THAT TOUCH OF MINK was the most popular comedy of 1962, and the 4th biggest box office hit overall. Other than the drawing power of stars Cary Grant and Doris Day, it’s hard to see why. Mystifying Oscar nominations went to the Screenplay, Art Direction and Sound, and grosses racked $24,300,000. Resolutely forced, the carbon-dated material registers just a few strained smiles. The stale, wink-wink script by Stanley Shapiro (Pillow Talk, Lover Come Back) and Nate Monaster (The Sad Sack, Call Me Bwana) is dead on arrival, Delbert Mann’s once intuitive direction (Marty, The Bachelor Party, The Dark At The Top Of The Stairs) is pancake flat, the stars pose thru 99 minutes with little conviction and zip chemistry.

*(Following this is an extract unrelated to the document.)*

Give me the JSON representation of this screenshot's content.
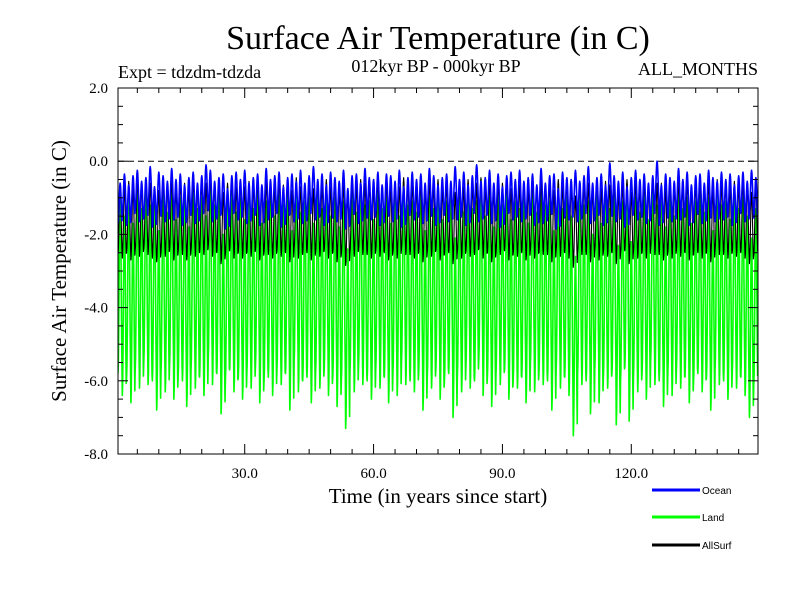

Manhattan. Rich business exec and field-player ‘Philip Shayne’ (Grant) meets jobless ‘Cathy Timberlake’ (Day), hoping to apologize after his Rolls accidentally splashes her dress while she’s walking from the unemployment office. They immediately spark, then he does a ‘sweep off the feet’ number by whisking her away in his private jet to Bermuda. Nervous over the implicit tryst, Cathy breaks out in a rash, nixing his seduction setup. Later, with the connivance of his finance manager (Gig Young) and her room-mate (Audrey Meadows), Cathy stages a mock rendezvous with another guy to make Philip jealous enough to drop his bed conquest pattern and settle for matrimony.
The will-they-ever-do-it tease is strained; the stars go thru the motions professionally but the frothy sparkle that Day shared three times with Rock Hudson and twice with James Garner is missing in her one-off with Grant (their working relationship was cordial but distant) and with him 57 and her 39 (and nine failed marriages between them) they’re a mite past the blushing stage. Young goes for neutering booze laffs and Meadows grates more than tickles in the sort of wisegal part often done so well by Eve Arden or Thelma Ritter.
Vainly trying to light soggy straw are Alan Hewitt, John Astin (wasted), Dick Sargent, Joey Faye, John Fiedler, Richard Deacon and Laurie Mitchell. Add a fortheheckuvit scene at Yankee Stadium that gives anvil cameos to Yogi Berra, Mickey Mantle and Roger Maris. Are pro baseball players worse than football icons at speaking simple lines? Did Mickey make a pass at Doris? For legends sake, let’s hope so.